In a press release (HERE) on June 8th, the Commodity Futures Trading Commission (the “CFTC”) published its first release in a series called the “SOFR First Transition Initiative” as a best practice. One goal for this sort of “best practice” is to impact the liquidity in LIBOR and SOFR swaps, thereby slowly (a) increasing the spread on LIBOR swaps and (b) tightening the spread on SOFR swaps. In other words, make LIBOR swaps more expensive and SOFR swaps less expensive. Even for non-dealers, this announcement is important as it is not only a major step in such non-dealers’ liquidity+swap provider moving away from LIBOR, but as LIBOR becomes more expensive for the dealers, the non-dealers will start to appreciate that it will be more cost effective and competitive for them to demand SOFR products since they can hedge this product and achieve a lower fixed rate on the SOFR swap (when compared to a similar LIBOR swap).

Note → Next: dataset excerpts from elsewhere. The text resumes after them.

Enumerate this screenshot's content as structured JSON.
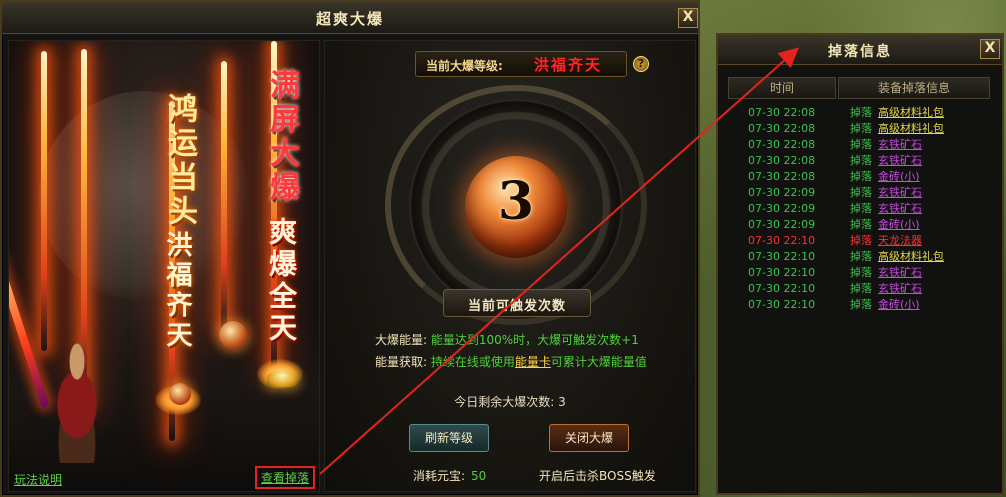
{
  "main_window": {
    "title": "超爽大爆",
    "close_label": "X"
  },
  "art": {
    "col_gold": "鸿运当头",
    "col_white": "洪福齐天",
    "col_red": "满屏大爆",
    "col_white2": "爽爆全天",
    "help_link": "玩法说明",
    "drop_link": "查看掉落"
  },
  "panel": {
    "level_label": "当前大爆等级:",
    "level_value": "洪福齐天",
    "help_icon": "?",
    "trigger_count": "3",
    "trigger_label": "当前可触发次数",
    "energy_key": "大爆能量:",
    "energy_value": "能量达到100%时，大爆可触发次数+1",
    "gain_key": "能量获取:",
    "gain_value_pre": "持续在线或使用",
    "gain_value_item": "能量卡",
    "gain_value_post": "可累计大爆能量值",
    "remaining": "今日剩余大爆次数: 3",
    "refresh_button": "刷新等级",
    "close_button": "关闭大爆",
    "cost_label": "消耗元宝:",
    "cost_value": "50",
    "boss_note": "开启后击杀BOSS触发"
  },
  "drop_window": {
    "title": "掉落信息",
    "close_label": "X",
    "col_time": "时间",
    "col_info": "装备掉落信息",
    "rows": [
      {
        "time": "07-30  22:08",
        "act": "掉落",
        "item": "高级材料礼包",
        "color": "#e6d84a"
      },
      {
        "time": "07-30  22:08",
        "act": "掉落",
        "item": "高级材料礼包",
        "color": "#e6d84a"
      },
      {
        "time": "07-30  22:08",
        "act": "掉落",
        "item": "玄铁矿石",
        "color": "#c84ae0"
      },
      {
        "time": "07-30  22:08",
        "act": "掉落",
        "item": "玄铁矿石",
        "color": "#c84ae0"
      },
      {
        "time": "07-30  22:08",
        "act": "掉落",
        "item": "金砖(小)",
        "color": "#c84ae0"
      },
      {
        "time": "07-30  22:09",
        "act": "掉落",
        "item": "玄铁矿石",
        "color": "#c84ae0"
      },
      {
        "time": "07-30  22:09",
        "act": "掉落",
        "item": "玄铁矿石",
        "color": "#c84ae0"
      },
      {
        "time": "07-30  22:09",
        "act": "掉落",
        "item": "金砖(小)",
        "color": "#c84ae0"
      },
      {
        "time": "07-30  22:10",
        "act": "掉落",
        "item": "天龙法器",
        "color": "#ff3030",
        "time_color": "#ff3030",
        "act_color": "#ff3030"
      },
      {
        "time": "07-30  22:10",
        "act": "掉落",
        "item": "高级材料礼包",
        "color": "#e6d84a"
      },
      {
        "time": "07-30  22:10",
        "act": "掉落",
        "item": "玄铁矿石",
        "color": "#c84ae0"
      },
      {
        "time": "07-30  22:10",
        "act": "掉落",
        "item": "玄铁矿石",
        "color": "#c84ae0"
      },
      {
        "time": "07-30  22:10",
        "act": "掉落",
        "item": "金砖(小)",
        "color": "#c84ae0"
      }
    ]
  }
}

Below, I give some thoughts on the impact this has on non-SOFR swaps (e.g., BSBY and Ameribor) and larger summary of the attached PDF.

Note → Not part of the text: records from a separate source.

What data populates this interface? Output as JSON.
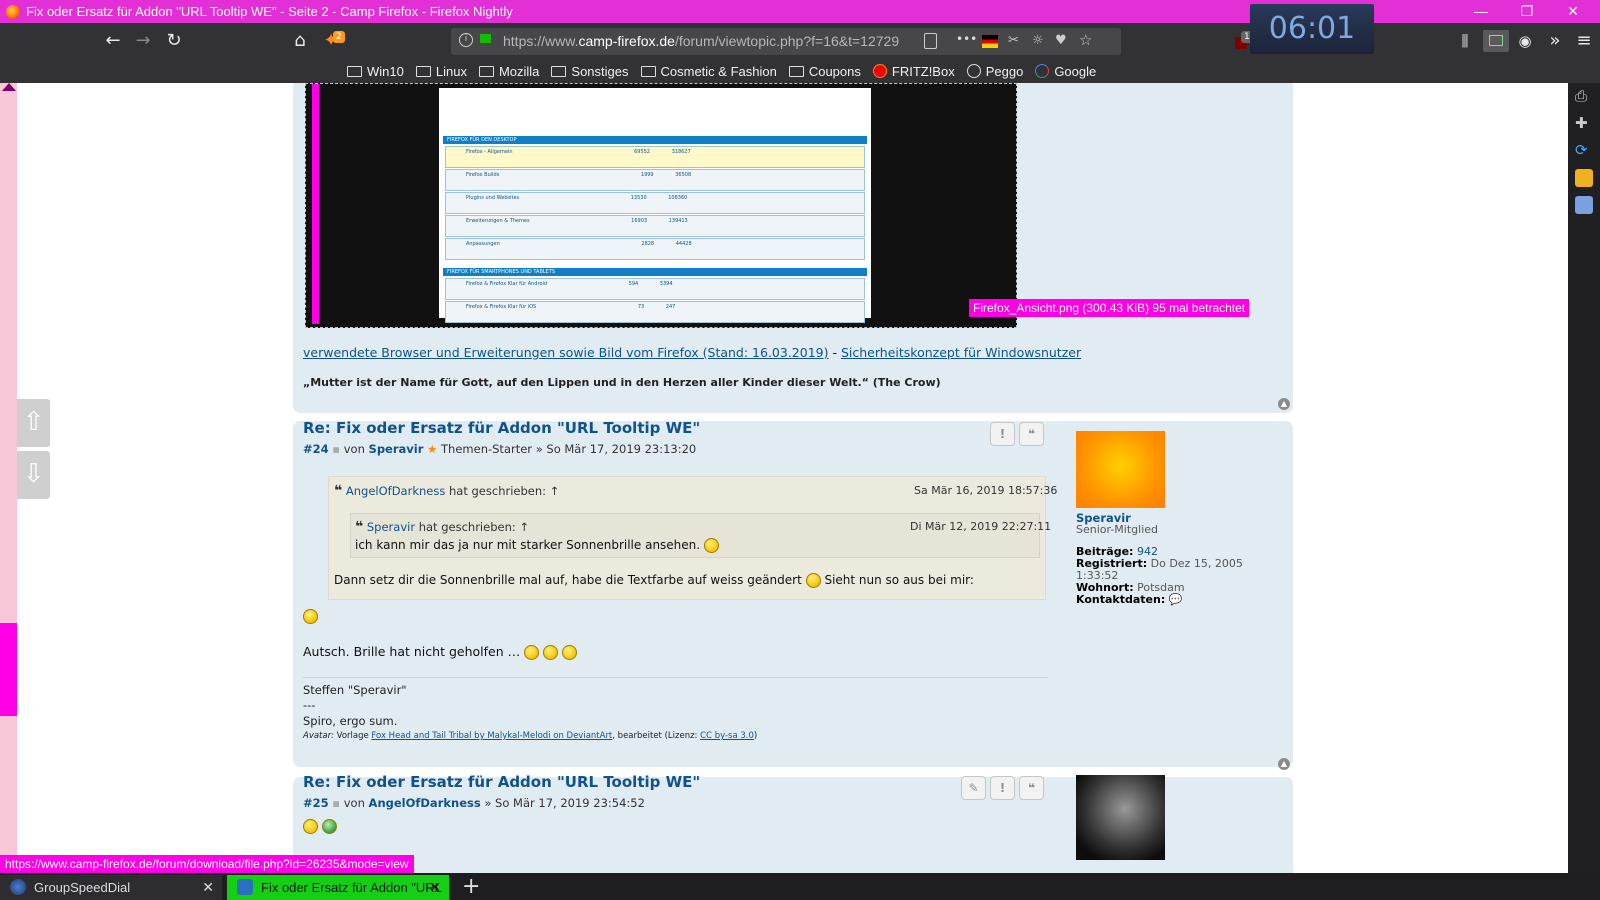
{
  "window": {
    "title": "Fix oder Ersatz für Addon \"URL Tooltip WE\" - Seite 2 - Camp Firefox - Firefox Nightly",
    "minimize": "—",
    "restore": "❐",
    "close": "✕",
    "clock": "06:01"
  },
  "toolbar": {
    "back": "←",
    "forward": "→",
    "reload": "↻",
    "home": "⌂",
    "addon_badge": "2",
    "url_prefix": "https://www.",
    "url_domain": "camp-firefox.de",
    "url_path": "/forum/viewtopic.php?f=16&t=12729",
    "more": "•••",
    "ublock_badge": "1",
    "overflow": "»",
    "menu": "≡"
  },
  "bookmarks": [
    {
      "label": "Win10",
      "icon": "folder-icon"
    },
    {
      "label": "Linux",
      "icon": "folder-icon"
    },
    {
      "label": "Mozilla",
      "icon": "folder-icon"
    },
    {
      "label": "Sonstiges",
      "icon": "folder-icon"
    },
    {
      "label": "Cosmetic & Fashion",
      "icon": "folder-icon"
    },
    {
      "label": "Coupons",
      "icon": "folder-icon"
    },
    {
      "label": "FRITZ!Box",
      "icon": "fritzbox-icon"
    },
    {
      "label": "Peggo",
      "icon": "globe-icon"
    },
    {
      "label": "Google",
      "icon": "google-icon"
    }
  ],
  "attachment": {
    "caption": "Firefox_Ansicht.png (300.43 KiB) 95 mal betrachtet",
    "forum_rows": [
      {
        "title": "Firefox - Allgemein",
        "themen": "69552",
        "beitraege": "318627"
      },
      {
        "title": "Firefox Builds",
        "themen": "1999",
        "beitraege": "36508"
      },
      {
        "title": "Plugins und Websites",
        "themen": "13530",
        "beitraege": "108360"
      },
      {
        "title": "Erweiterungen & Themes",
        "themen": "16903",
        "beitraege": "139413"
      },
      {
        "title": "Anpassungen",
        "themen": "2828",
        "beitraege": "44428"
      },
      {
        "title": "Firefox & Firefox Klar für Android",
        "themen": "594",
        "beitraege": "3394"
      },
      {
        "title": "Firefox & Firefox Klar für iOS",
        "themen": "73",
        "beitraege": "247"
      }
    ]
  },
  "prev_signature": {
    "link1": "verwendete Browser und Erweiterungen sowie Bild vom Firefox (Stand: 16.03.2019)",
    "separator": " - ",
    "link2": "Sicherheitskonzept für Windowsnutzer",
    "quote": "„Mutter ist der Name für Gott, auf den Lippen und in den Herzen aller Kinder dieser Welt.“ (The Crow)"
  },
  "post24": {
    "title": "Re: Fix oder Ersatz für Addon \"URL Tooltip WE\"",
    "number": "#24",
    "by": "von",
    "author": "Speravir",
    "role": "Themen-Starter",
    "date": "» So Mär 17, 2019 23:13:20",
    "report_btn": "!",
    "quote_btn": "❝",
    "outer_quote": {
      "author": "AngelOfDarkness",
      "wrote": "hat geschrieben: ↑",
      "date": "Sa Mär 16, 2019 18:57:36",
      "text": "Dann setz dir die Sonnenbrille mal auf, habe die Textfarbe auf weiss geändert",
      "text_after": "Sieht nun so aus bei mir:"
    },
    "inner_quote": {
      "author": "Speravir",
      "wrote": "hat geschrieben: ↑",
      "date": "Di Mär 12, 2019 22:27:11",
      "text": "ich kann mir das ja nur mit starker Sonnenbrille ansehen."
    },
    "body": "Autsch. Brille hat nicht geholfen …",
    "sig_line1": "Steffen \"Speravir\"",
    "sig_line2": "---",
    "sig_line3": "Spiro, ergo sum.",
    "sig_avatar_prefix": "Avatar:",
    "sig_avatar_text": " Vorlage ",
    "sig_avatar_link": "Fox Head and Tail Tribal by Malykal-Melodi on DeviantArt",
    "sig_avatar_mid": ", bearbeitet (Lizenz: ",
    "sig_avatar_license": "CC by-sa 3.0",
    "sig_avatar_end": ")"
  },
  "profile24": {
    "name": "Speravir",
    "rank": "Senior-Mitglied",
    "posts_label": "Beiträge:",
    "posts": "942",
    "registered_label": "Registriert:",
    "registered": "Do Dez 15, 2005",
    "registered_time": "1:33:52",
    "location_label": "Wohnort:",
    "location": "Potsdam",
    "contact_label": "Kontaktdaten:"
  },
  "post25": {
    "title": "Re: Fix oder Ersatz für Addon \"URL Tooltip WE\"",
    "number": "#25",
    "by": "von",
    "author": "AngelOfDarkness",
    "date": "» So Mär 17, 2019 23:54:52",
    "edit_btn": "✎",
    "report_btn": "!",
    "quote_btn": "❝"
  },
  "status_url": "https://www.camp-firefox.de/forum/download/file.php?id=26235&mode=view",
  "tabs": [
    {
      "label": "GroupSpeedDial",
      "close": "✕"
    },
    {
      "label": "Fix oder Ersatz für Addon \"URL",
      "close": "✕"
    }
  ],
  "new_tab": "+",
  "colors": {
    "accent": "#e22fd6",
    "highlight": "#ff00e6",
    "link": "#105289",
    "post_bg": "#e1ebf2"
  }
}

I would note that the attached does not impact exchange traded LIBOR swaps (see the last line on the last page of the PDF). As a result, dealer-to-dealer swaps executed on a Swap Execution Facility (a “SEF”) may continue, but the OTC dealer-to-dealer market will be impacted. This is only the first step in the “SOFR First Transition Initiative”…so expect more and more of these “best practices” to roll out as a way to accelerate the transition away from LIBOR swaps well before January 1, 2022.
- What is the “Best Practice”? Starting July 26, 2021, no more interdealer LIBOR linear swaps (i.e., outright swaps, swap spreads and curve trades), but instead these should all be SOFR linear swaps. USD LIBOR linear swap screens should be available for informational purposes, but not trading activity, until October 22, 2021. After October 22, 2021, interdealer broker screens for USD LIBOR linear swaps should be turned off altogether.

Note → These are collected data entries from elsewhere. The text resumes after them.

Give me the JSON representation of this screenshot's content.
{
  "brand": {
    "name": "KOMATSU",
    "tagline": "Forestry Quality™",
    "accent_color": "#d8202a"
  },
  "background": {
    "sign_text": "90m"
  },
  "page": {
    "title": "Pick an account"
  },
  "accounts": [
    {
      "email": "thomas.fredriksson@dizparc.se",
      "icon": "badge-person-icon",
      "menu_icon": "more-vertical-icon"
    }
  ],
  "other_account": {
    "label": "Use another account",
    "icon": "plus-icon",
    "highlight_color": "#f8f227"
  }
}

- What interdealer LIBOR Derivatives are not impacted? This announcement does not impact interdealer swaps that are LIBOR/SOFR basis swaps, LIBOR/LIBOR basis swaps, Forward Rate Agreements and Single Period Swaps. It also does not cover SEF or other exchange traded derivatives and cross-currency swaps. It only covers OTC LIBOR linear swaps described above (and in the attached).
- Does this impact Dealer to Non-Dealer swaps (e.g., end-users and regional banks)? As stated in the attached “Dealers may still execute USD LIBOR linear swaps with clients after July 26, 2021 and after October 22, 2021.” However, we now have a good indication of how the derivatives market here in the US is going to transition away from LIBOR.
- Non-SOFR Swaps? There is no mention of any credit sensitive rates (e.g., BSBY or Ameribor) in this best practice. Nothing too surprising about that since this relates to the interdealer market and the release is “SOFR First”. However, as any particular derivatives market transitions away from LIBOR, SOFR does have the greatest liquidity, but it will be demands and market developments from non-dealers (I expect) that will be the biggest driver for developing a swaps market in the credit sensitive rates. It would be great if someone published a “BSBY Second” document, but I think the joke may be lost on many…
- Best Practice vs Regulation. Although it is not a rule/regulation, I expect it to have an effect similar to the other “best practices” that have been issued by the ARRC or US bank regulators – i.e., the timing and requirements set-out in the attached are largely treated by dealers as a requirement akin to a regulation, unless a dealer has a strong business case to explain the need for an exception.